A significant scientific, economic and social interest is associated with the study of geometry, genesis, development and drivers of both modern and ancient clinoforms. These elements and factors, and their complex interactions are crucial to:(1) our understanding of deltaic, reefal, shallow-water and deepwater-slope facies distributions, including the extent and architecture
of hydrocarbon-bearing reservoir intervals; (2) our ability to predict sand and mud partitioning via sequence stratigraphy, trajectory analysis and numerical modelling techniques; (3) our tracking of palaeoenvironmental, paleoceanographic, structural and geodynamic changes through the entire sedimentary prism of margins; and (4) our estimates of the fate of terrestrial organic carbon and pollutants in transit across the clinoforms.

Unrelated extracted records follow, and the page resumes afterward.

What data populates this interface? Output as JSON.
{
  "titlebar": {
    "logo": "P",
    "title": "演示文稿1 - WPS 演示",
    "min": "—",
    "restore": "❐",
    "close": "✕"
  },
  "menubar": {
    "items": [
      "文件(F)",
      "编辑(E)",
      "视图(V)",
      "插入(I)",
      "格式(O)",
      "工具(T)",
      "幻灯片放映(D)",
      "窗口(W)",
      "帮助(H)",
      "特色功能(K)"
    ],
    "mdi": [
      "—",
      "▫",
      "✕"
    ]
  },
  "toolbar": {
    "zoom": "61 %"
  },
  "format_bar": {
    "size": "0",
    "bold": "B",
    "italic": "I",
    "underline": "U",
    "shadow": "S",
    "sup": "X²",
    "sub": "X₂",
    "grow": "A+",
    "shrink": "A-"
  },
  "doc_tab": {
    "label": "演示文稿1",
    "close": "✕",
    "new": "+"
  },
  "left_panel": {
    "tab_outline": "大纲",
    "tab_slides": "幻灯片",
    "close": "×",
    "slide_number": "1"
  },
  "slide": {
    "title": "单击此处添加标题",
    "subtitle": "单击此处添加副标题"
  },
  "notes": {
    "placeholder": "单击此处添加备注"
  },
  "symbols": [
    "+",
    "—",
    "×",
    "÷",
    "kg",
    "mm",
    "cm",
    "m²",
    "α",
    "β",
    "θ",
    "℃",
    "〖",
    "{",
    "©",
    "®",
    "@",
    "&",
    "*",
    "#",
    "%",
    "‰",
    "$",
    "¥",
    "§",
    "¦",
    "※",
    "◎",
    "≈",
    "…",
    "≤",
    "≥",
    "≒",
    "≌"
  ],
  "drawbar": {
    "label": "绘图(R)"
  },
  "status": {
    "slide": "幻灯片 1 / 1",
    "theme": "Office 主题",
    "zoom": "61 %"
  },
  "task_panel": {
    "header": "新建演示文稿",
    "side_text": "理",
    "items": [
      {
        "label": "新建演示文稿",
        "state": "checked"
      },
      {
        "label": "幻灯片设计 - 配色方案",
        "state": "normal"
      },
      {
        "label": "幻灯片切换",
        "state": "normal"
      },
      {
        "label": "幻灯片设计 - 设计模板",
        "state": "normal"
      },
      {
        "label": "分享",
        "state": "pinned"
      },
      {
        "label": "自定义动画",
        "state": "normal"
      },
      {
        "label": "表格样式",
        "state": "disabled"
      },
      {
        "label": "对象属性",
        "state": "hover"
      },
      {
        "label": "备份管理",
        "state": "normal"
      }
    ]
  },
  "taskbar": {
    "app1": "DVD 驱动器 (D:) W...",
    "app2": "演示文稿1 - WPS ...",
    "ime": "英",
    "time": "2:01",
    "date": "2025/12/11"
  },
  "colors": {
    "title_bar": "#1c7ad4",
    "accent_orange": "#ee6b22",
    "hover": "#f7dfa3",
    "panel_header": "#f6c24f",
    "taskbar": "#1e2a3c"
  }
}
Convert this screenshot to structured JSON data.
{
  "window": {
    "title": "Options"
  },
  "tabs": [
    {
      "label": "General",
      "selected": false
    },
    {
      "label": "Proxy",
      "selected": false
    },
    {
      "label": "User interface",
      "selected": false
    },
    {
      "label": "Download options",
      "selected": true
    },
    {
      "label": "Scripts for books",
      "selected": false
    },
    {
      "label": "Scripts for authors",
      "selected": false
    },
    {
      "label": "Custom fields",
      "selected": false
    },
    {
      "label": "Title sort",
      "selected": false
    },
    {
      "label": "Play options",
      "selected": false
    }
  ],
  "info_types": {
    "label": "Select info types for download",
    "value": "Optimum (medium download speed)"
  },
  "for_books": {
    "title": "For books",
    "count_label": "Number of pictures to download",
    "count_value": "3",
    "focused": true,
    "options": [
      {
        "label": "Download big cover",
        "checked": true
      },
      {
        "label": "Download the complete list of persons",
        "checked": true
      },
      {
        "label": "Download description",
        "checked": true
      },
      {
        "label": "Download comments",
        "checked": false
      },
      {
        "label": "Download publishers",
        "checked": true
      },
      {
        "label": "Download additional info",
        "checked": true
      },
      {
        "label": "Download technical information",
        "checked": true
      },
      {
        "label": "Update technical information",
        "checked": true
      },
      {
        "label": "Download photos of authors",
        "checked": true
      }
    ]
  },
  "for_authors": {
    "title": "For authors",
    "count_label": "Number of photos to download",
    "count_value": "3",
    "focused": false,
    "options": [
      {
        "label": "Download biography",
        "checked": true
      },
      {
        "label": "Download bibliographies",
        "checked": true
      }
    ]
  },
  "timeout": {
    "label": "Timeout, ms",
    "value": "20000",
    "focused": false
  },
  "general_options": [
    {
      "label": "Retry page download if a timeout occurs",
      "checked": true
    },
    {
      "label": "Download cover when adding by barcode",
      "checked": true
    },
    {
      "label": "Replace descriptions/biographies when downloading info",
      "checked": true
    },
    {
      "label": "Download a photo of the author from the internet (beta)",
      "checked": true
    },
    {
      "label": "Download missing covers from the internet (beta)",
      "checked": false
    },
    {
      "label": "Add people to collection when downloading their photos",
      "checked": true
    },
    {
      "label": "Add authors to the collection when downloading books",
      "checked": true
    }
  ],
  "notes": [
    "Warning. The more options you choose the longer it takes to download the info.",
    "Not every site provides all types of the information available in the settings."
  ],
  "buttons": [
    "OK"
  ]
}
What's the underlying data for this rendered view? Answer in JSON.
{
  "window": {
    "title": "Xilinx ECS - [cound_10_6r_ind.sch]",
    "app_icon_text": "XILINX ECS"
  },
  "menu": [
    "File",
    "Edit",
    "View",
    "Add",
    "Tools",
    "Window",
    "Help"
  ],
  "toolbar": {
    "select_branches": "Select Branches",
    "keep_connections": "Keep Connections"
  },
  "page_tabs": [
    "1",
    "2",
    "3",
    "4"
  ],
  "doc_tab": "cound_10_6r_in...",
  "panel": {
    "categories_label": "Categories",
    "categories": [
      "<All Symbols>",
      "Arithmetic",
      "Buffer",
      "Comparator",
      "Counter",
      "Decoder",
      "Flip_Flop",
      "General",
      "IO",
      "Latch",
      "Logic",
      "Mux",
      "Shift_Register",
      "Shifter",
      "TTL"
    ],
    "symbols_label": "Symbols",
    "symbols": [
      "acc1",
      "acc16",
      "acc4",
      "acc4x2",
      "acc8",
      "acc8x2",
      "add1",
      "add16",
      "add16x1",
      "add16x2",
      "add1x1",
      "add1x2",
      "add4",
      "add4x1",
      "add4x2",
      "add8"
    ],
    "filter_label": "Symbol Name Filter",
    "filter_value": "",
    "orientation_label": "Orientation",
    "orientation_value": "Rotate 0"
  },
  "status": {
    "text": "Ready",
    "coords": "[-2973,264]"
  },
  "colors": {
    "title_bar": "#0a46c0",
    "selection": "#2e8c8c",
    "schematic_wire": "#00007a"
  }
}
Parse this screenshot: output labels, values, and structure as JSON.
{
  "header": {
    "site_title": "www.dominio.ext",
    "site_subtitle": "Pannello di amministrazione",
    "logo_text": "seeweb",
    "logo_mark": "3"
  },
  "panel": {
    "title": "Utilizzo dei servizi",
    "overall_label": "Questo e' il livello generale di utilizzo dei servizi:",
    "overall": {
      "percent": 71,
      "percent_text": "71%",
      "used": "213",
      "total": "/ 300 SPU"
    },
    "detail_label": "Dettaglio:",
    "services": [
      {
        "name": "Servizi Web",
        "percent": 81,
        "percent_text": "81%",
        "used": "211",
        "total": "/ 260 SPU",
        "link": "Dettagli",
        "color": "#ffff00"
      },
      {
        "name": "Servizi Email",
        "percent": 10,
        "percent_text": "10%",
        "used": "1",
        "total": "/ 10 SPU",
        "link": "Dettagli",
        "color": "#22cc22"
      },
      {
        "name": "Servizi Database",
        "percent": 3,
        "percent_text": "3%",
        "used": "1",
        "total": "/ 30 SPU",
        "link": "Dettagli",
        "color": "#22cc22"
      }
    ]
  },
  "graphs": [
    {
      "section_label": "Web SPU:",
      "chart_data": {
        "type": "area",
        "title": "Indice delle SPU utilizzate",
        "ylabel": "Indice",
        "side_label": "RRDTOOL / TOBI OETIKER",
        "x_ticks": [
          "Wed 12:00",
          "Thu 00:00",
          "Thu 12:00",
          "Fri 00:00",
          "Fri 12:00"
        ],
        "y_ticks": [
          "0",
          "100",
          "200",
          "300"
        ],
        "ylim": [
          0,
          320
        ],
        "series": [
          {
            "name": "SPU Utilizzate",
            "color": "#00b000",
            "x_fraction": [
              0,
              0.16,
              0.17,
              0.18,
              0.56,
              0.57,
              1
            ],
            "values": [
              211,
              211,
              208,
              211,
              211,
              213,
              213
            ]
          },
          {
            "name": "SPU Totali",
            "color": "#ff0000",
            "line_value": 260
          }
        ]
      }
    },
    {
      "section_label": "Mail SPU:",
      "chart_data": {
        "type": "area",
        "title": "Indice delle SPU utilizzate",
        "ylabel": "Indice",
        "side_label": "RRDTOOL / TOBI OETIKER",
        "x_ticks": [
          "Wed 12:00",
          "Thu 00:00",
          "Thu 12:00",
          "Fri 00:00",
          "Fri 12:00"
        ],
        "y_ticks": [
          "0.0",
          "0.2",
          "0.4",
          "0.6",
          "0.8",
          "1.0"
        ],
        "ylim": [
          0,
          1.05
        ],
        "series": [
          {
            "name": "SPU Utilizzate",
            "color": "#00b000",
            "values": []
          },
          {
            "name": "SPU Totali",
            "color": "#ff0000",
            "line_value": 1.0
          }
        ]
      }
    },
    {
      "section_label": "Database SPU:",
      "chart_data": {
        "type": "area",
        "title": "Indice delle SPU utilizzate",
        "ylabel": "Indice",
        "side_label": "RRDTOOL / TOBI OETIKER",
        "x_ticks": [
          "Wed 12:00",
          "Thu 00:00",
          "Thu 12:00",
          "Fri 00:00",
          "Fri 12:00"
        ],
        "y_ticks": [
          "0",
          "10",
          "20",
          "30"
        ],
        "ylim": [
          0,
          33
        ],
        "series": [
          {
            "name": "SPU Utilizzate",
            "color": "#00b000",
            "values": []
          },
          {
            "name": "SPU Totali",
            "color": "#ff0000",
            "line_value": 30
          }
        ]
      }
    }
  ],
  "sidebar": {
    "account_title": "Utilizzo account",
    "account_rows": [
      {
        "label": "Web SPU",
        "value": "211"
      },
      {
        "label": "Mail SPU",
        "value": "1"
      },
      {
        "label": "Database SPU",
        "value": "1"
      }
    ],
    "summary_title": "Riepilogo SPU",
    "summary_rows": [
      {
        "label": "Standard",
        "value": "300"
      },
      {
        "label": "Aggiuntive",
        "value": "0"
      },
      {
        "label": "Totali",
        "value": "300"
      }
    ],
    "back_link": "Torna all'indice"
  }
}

We invite presentations from sedimentary geologists, geochemists, geomorphologists and physical/numerical modelers that contribute to further understanding of sediment dynamics and processes, both for modern and ancient clinoform settings. We particularly welcome holistic and comprehensive approaches to: (i) understanding stratigraphic responses on the clinothem to allogenic and autogenic forcing mechanisms; (ii) the prediction of basin-floor deposits as a function of clinothem dynamics and geometry; (iii) elucidating the changing sediment gravity flow processes, transformations and products across the margin clinoform; (iv) understand the fate of organic carbon and pollutant in terms of processes and timing. We also aim to breach the gap between researchers studying present-day systems and those reconstructing ancient outcrop and subsurface systems. The practical impact and the economic and social relevance of this research shall also be highlighted.